Along this line, the ultimate goal for Samsung Pay is to have it cover a wider range of commerce activities, and, though only a goal for now, turn it into a one-stop solution in payment.

"For example, Samsung Pay is widely available where many people hang out. So we can develop a service that can have the consumer ask Samsung Pay, 'where is a good seafood restaurant in the area?' Though this is just hypothetical, these kinds of new services linked with Samsung Pay can lead to advertisement business for us."

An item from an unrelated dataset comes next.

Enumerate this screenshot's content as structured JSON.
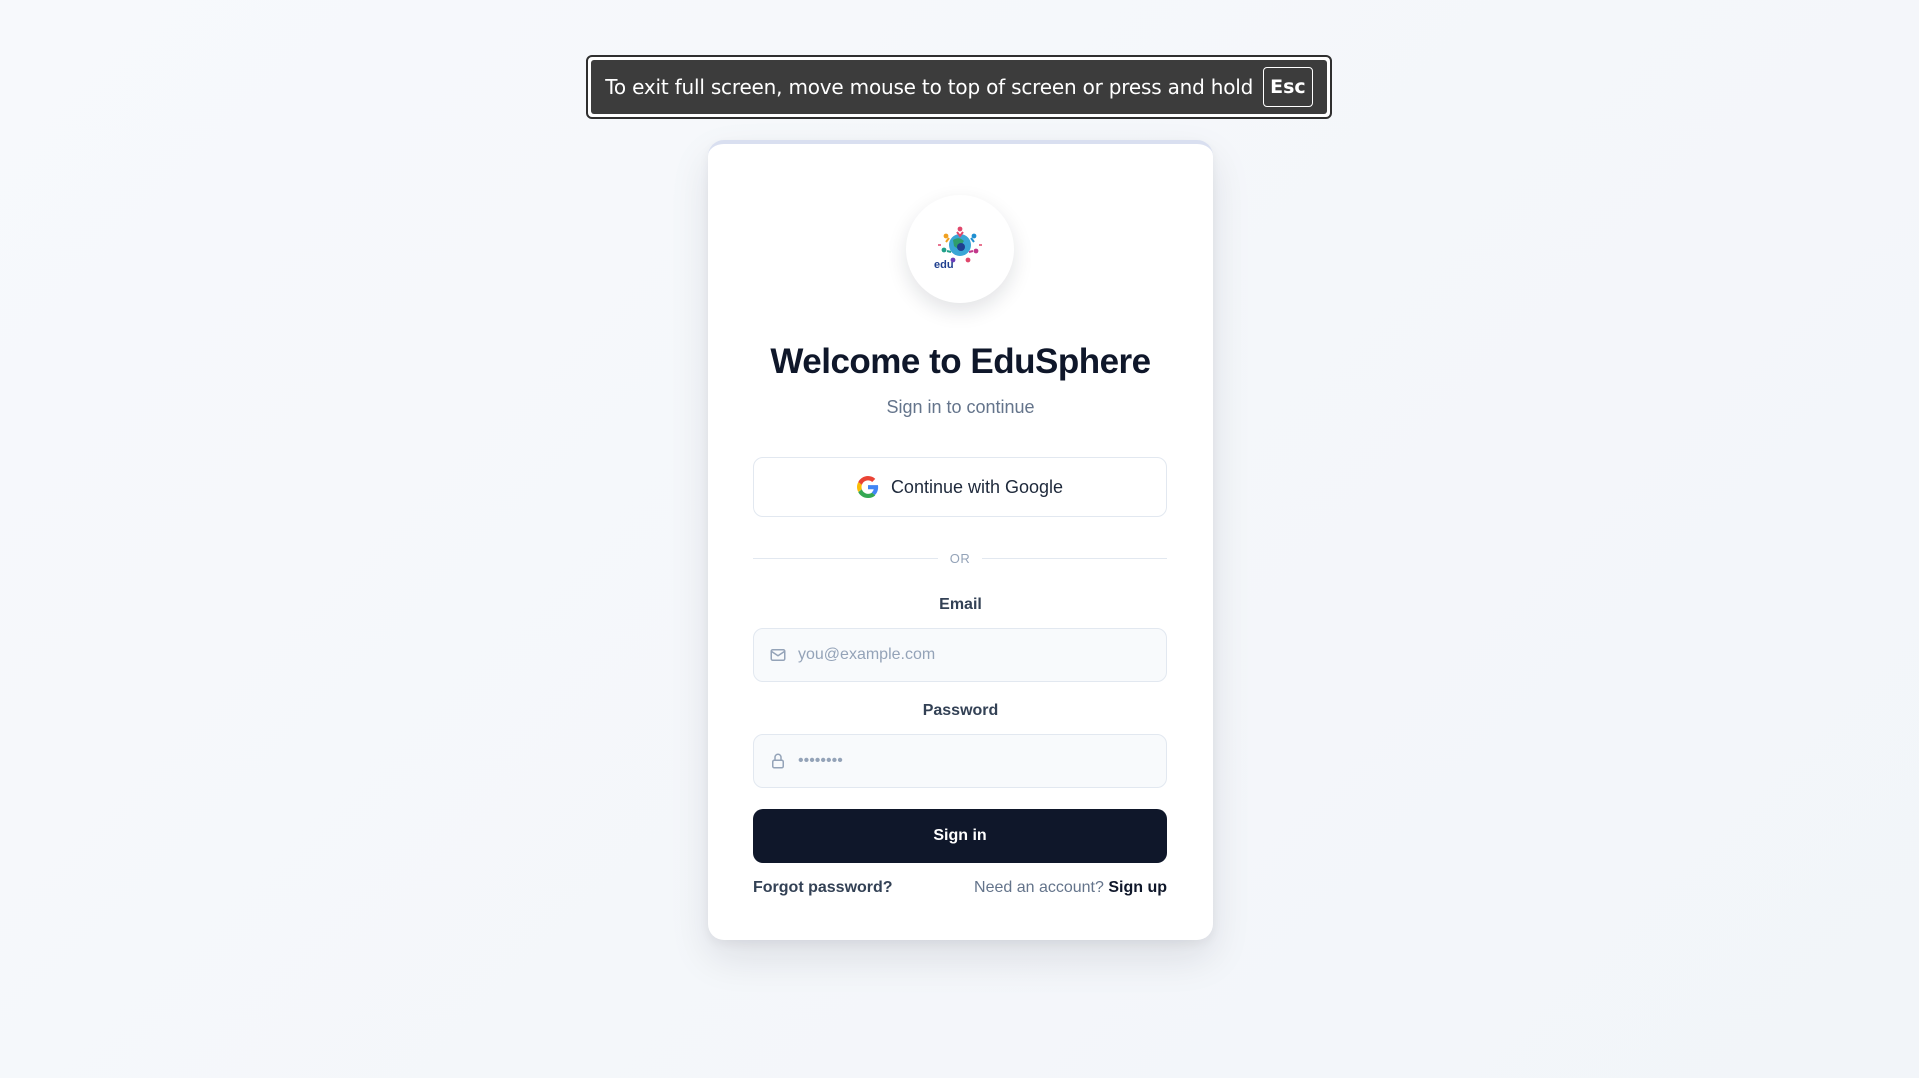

"Our handsets are currently available in over 70 countries. Our plan is to deploy Samsung Pay to all of them in the next few years," said Rhee, adding that users will only rise for at least the next two to three years.

Rolling out Samsung Pay to other non-Samsung smartphones has also been considered during discussions, though Rhee stressed that it was just a consideration for now and there was no working-level discussion internally or with potential partners on the matter.

"From the beginning, we've considered providing Samsung Pay to our partners. But right now global expansion is happening so quickly for Samsung Pay that we are focusing all our energy on deployment."